In der Diskussion kristallisieren sich schnell zwei Parteien heraus, die nicht gegeneinander stehen, aber unterschiedliche Schwerpunkte setzen: Meyer und Gutbrod wollen städtebauliche Konzepte unter sozialen Gesichtspunkten diskutieren, für Pätzold und Wittfohlt geht es zunächst einmal um architektonische Qualität. Dass es an Transparenz mangele, ein städtebaulicher Status quo in Stuttgart nicht erkennbar sei, ein Diskurs nicht hinreichend stattfinde – das wird von den Architekten bemängelt. „Das Qualitätsniveau der Diskussion zu heben“, sagt Wittfohlt, „ist Aufgabe des Baubürgermeisters.“

Wittfohlt will Stadtplanung und Architektur nicht trennen, das Europaviertel stellt für ihn das Beispiel für ein Versagen in beiden Bereichen dar: „Wenn man dorthin schaut“, sagt er, „laufen einem Schauder über den Rücken.“ Zugleich weist der Architekt auf eine zentrale Schwierigkeit hin: Der Städtebauausschuss, dem er angehört, ­besitzt kein Mandat, kann keinerlei Druck aufbauen, arbeitet unverbindlich und ist als politisches Instrument deshalb nicht tauglich. Immer wieder wird von der Möglichkeit gesprochen, über einen Gestaltungsbeirat Einfluss auf die Stadtplanung zu nehmen. Ohne Mandat, sagt Wittfohlt, wäre einem solchen Gremium dasselbe Schicksal ­beschieden.

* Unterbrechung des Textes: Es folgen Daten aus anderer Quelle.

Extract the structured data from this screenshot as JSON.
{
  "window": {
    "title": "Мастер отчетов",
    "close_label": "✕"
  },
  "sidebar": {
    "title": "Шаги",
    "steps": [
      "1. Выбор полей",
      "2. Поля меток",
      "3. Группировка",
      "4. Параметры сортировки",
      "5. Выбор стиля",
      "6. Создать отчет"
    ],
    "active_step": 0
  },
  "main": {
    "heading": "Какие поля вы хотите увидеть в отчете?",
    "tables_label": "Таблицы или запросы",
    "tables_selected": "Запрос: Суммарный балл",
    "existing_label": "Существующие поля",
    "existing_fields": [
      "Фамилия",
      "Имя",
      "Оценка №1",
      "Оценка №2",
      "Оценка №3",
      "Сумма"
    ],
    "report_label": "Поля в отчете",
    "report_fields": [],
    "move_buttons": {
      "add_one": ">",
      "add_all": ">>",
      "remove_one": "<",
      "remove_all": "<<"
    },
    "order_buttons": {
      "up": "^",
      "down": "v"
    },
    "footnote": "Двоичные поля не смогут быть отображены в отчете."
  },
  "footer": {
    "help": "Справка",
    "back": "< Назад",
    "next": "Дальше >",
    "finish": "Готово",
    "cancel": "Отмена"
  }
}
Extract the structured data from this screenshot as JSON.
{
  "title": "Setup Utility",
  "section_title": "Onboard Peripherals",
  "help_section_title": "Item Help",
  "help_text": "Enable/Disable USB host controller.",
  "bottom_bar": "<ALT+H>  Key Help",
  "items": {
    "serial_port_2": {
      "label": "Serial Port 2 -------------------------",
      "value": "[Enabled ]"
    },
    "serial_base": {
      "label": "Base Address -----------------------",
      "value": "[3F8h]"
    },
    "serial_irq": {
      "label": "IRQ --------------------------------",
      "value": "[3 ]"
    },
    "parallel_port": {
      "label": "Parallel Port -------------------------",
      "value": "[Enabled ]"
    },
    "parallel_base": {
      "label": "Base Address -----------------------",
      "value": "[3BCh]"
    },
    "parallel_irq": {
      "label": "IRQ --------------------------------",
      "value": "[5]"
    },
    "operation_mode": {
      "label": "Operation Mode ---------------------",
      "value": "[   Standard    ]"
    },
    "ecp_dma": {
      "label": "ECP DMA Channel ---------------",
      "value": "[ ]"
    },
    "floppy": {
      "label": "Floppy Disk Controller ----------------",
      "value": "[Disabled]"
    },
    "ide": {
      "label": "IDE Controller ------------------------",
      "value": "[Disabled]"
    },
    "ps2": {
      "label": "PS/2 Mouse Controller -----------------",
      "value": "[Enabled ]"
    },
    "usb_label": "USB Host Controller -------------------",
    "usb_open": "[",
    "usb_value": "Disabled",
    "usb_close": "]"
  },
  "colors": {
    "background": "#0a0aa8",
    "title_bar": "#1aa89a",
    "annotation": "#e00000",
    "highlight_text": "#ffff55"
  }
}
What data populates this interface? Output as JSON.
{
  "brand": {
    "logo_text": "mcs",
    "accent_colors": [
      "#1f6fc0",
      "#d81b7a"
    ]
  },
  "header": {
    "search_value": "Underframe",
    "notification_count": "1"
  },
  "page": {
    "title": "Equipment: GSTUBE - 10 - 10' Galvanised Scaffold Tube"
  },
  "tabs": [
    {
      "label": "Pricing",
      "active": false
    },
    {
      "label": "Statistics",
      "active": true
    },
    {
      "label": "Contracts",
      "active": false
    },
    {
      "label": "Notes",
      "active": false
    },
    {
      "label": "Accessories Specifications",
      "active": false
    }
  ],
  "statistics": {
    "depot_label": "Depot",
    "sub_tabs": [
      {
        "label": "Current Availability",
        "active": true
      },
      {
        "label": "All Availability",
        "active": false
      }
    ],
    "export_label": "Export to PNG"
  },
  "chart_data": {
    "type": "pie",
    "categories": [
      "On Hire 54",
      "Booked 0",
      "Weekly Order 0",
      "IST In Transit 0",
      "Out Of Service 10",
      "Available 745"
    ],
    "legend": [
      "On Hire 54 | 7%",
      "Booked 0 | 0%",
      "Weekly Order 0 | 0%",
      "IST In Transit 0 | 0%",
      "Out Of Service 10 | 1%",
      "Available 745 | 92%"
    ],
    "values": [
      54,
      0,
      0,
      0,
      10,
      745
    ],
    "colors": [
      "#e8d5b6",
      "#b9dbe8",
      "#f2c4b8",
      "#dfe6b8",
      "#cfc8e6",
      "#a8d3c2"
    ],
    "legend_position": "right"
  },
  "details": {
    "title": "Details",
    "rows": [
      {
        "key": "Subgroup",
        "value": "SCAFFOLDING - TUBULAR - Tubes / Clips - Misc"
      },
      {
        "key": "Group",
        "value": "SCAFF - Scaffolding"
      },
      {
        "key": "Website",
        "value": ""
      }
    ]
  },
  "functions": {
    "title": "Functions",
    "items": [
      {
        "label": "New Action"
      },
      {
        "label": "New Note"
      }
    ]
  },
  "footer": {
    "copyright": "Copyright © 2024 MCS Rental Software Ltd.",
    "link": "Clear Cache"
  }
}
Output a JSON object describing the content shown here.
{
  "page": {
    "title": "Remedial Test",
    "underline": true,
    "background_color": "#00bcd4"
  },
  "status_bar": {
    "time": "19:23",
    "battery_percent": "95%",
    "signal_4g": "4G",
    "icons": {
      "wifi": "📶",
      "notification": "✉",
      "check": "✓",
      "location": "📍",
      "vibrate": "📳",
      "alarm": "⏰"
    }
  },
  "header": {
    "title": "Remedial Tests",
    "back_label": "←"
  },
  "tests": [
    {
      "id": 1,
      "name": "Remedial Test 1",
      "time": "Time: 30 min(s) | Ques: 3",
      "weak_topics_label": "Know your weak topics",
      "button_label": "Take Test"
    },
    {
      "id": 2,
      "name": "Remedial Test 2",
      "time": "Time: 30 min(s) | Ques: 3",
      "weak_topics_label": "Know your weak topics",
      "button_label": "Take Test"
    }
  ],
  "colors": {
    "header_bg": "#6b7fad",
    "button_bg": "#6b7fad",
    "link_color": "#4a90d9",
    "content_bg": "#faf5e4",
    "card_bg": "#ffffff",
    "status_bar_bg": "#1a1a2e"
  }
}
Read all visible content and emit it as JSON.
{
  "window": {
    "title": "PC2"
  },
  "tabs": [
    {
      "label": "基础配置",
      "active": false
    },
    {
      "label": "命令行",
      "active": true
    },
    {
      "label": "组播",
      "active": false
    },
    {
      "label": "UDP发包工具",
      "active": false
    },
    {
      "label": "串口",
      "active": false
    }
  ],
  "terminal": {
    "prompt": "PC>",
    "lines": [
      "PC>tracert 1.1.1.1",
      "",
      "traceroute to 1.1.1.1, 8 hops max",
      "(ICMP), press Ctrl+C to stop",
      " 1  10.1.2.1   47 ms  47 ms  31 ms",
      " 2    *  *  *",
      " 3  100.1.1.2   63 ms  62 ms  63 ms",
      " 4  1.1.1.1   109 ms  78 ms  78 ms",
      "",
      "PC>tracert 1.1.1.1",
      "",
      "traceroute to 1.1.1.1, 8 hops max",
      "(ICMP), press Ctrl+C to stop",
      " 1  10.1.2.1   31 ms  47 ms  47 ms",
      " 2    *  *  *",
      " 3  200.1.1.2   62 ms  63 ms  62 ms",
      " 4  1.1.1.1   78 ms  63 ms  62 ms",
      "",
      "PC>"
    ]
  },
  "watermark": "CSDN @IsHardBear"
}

Thorsten Gutbrod und Ute Meyer dagegen suchen nach Möglichkeiten der Mitgestaltung jenseits der Gremien, sprechen von Partizipation. Ihnen mangelt es an gewachsenen, bürgernahen Strukturen in der Stadt, sie fordern das Experiment ein. „Wir müssen ausgetretene Pfade verlassen“, sagt Ute Meyer. „Die Diskussion wird belebt, wenn man zwei Schritte auf einmal tut.“

Der Rückkauf der Villa Berg als aktuelles Ereignis kommt am Ende dieses Abends unter Beifall zur Sprache. Ein Nutzungskonzept, so Peter Pätzold, liege für die Villa jedoch noch nicht vor – worauf Thorsten Gutbrod einhakt: Aus einer Zwischennutzung des Gebäudes, sagt er, könne ein Konzept bürgernah entstehen. In den Wagenhallen habe sich so die Zwischennutzung in eine Dauernutzung verwandelt.

Was von dieser Diskussion zwischen Baubürgermeister und Architekten bleibt? Das Versprechen einer Fortsetzung. In einem Jahr will Peter Pätzold wiederkommen.